Davis County prosecutor Troy Rawlings told the Times that he and Sim Gill, the prosecutor in Salt Lake County, plan on “formally turning attention to all of the scraps picked up about” Reid and Lee. The focus for Lee is on a house he sold to a campaign contributor at a massive loss that was absorbed by his mortgage bank. With Reid, the charges are linked to his move to his reversal of opinion about online poker in the United States.
Johnson’s allegations regarding Harry Reid first came up in January 2013, when he told the Salt Lake Tribune that Utah’s then-Attorney General, John Swallow, helped broker a $600,000 deal that was supposedly made to get Reid to intervene in an FTC fraud investigation into Johnson’s business, Elite Debit, which processed online poker transactions for SunFirst Bank. Recent reports have Johnson admitting to cutting two checks, worth $200,000 and $50,000, to a company and a “personal friend” of Reid’s to help secure intervention in Johnson’s case. Weeks later he also suggested that the timing of Reid’s change of heart on the online poker issue in 2010 was due to a seven-figure check that Johnson wrote to a company on the West Coast. (Reid’s representatives note that the senator’s shift on online poker coincided with a similar change by the American Gaming Association.)
Johnson undercut his own credibility last year by admitting that he didn’t know if any of his money ever reached anyone connected with Reid. The current investigation has turned up cancelled checks to corroborate part of Johnson’s story, but that doesn’t really prove anything other than that Johnson believed he was paying for a valuable service. What it also doesn’t prove is that the valuable service even existed in the first place.
Even if it is true that Reid received money through intermediaries while he was changing his mind on online poker, is it really so shocking to think that a politician in the richest nation ever to exist can be influenced by money? Or that, given campaign finance regulations in America that grow ever more Byzantine by the year, he would employ a chain of middlemen to spare him the indignity of ever having to meet the mooks who wanted to buy influence with him? It’s a bit House of Cards, perhaps, but art imitates life just as often as life imitates art.
In the prospect of life imitating art, we have another possibility: that Jeremy Johnson was conned by a very clever insider. It’s not difficult to see how someone so desperate to shake the feds could have been taken for a ride by “intermediaries” who promised whatever Johnson wanted to hear, with no intention of ever passing money extorted from him along to Harry Reid. It sounds like something straight out of an Elmore Leonard novel.
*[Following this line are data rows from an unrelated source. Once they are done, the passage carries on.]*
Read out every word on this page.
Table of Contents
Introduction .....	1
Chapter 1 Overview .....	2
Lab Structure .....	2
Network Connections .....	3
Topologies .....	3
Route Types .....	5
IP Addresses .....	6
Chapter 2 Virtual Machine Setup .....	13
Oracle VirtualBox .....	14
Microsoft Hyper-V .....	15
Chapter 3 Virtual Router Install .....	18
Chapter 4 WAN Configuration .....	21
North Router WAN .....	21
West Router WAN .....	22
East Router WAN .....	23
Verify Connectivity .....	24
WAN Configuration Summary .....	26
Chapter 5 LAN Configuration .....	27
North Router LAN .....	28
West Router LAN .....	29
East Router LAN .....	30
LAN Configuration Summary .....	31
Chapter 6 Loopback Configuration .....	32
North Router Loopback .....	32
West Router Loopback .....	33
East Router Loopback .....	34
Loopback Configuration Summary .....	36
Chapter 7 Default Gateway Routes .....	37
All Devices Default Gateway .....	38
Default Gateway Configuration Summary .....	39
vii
The timing of Reid’s change of heart on online poker was perfect, really, for an insider who might have seen an opportunity to make some cash while pulling one over on Johnson. He would be convinced that his payments did the trick, making him a lock to start singing his crazy-sounding story to anyone who would listen, and Reid’s people would immediately point out that Johnson faces a massive federal indictment and can’t be trusted – which is exactly what happened.
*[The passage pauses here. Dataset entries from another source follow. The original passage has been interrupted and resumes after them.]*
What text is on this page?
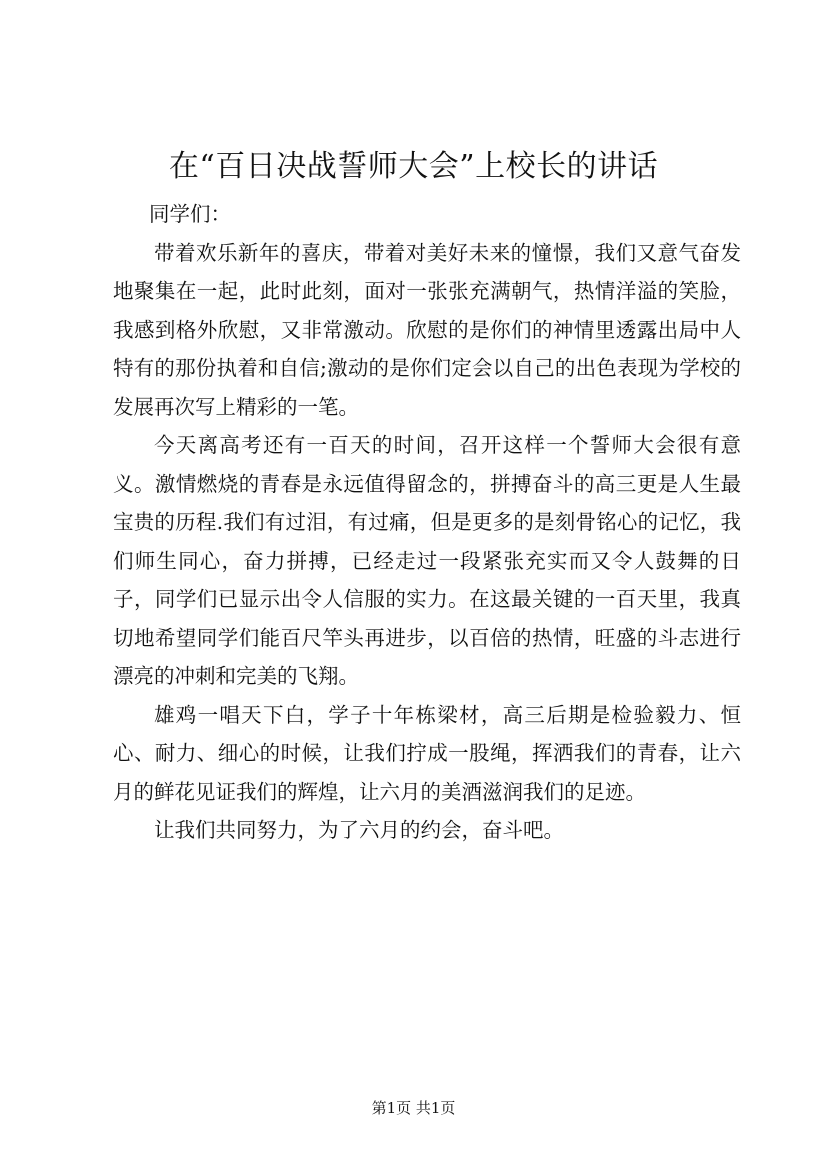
在“百日决战誓师大会”上校长的讲话

同学们：

带着欢乐新年的喜庆，带着对美好未来的憧憬，我们又意气奋发地聚集在一起，此时此刻，面对一张张充满朝气，热情洋溢的笑脸，我感到格外欣慰，又非常激动。欣慰的是你们的神情里透露出局中人特有的那份执着和自信;激动的是你们定会以自己的出色表现为学校的发展再次写上精彩的一笔。

今天离高考还有一百天的时间，召开这样一个誓师大会很有意义。激情燃烧的青春是永远值得留念的，拼搏奋斗的高三更是人生最宝贵的历程.我们有过泪，有过痛，但是更多的是刻骨铭心的记忆，我们师生同心，奋力拼搏，已经走过一段紧张充实而又令人鼓舞的日子，同学们已显示出令人信服的实力。在这最关键的一百天里，我真切地希望同学们能百尺竿头再进步，以百倍的热情，旺盛的斗志进行漂亮的冲刺和完美的飞翔。

雄鸡一唱天下白，学子十年栋梁材，高三后期是检验毅力、恒心、耐力、细心的时候，让我们拧成一股绳，挥洒我们的青春，让六月的鲜花见证我们的辉煌，让六月的美酒滋润我们的足迹。

让我们共同努力，为了六月的约会，奋斗吧。

第1页 共1页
Given that Johnson’s accusations involve John Swallow, the idea that the desperate businessman might have been ripped off in his attempt to buy influence doesn’t feel particularly far-fetched. A Utah state special legislative committee last week concluded that Swallow may have broken as many as eight states laws during his 11-month tenure as the state’s attorney general, saying that he “compromised the principles and integrity of the office to benefit himself and his political supporters” and “hung a veritable ‘for sale’ sign on the office door that invited moneyed interests to seek special treatment and favors.” Maybe Swallow didn’t compromise his integrity at all – at least not with regard to Jeremy Johnson. Maybe he just thought it would be unethical to let a sucker like Johnson, who thought he could buy the Senate’s majority leader intervention into a federal investigation with a couple of six-figure checks, keep his money.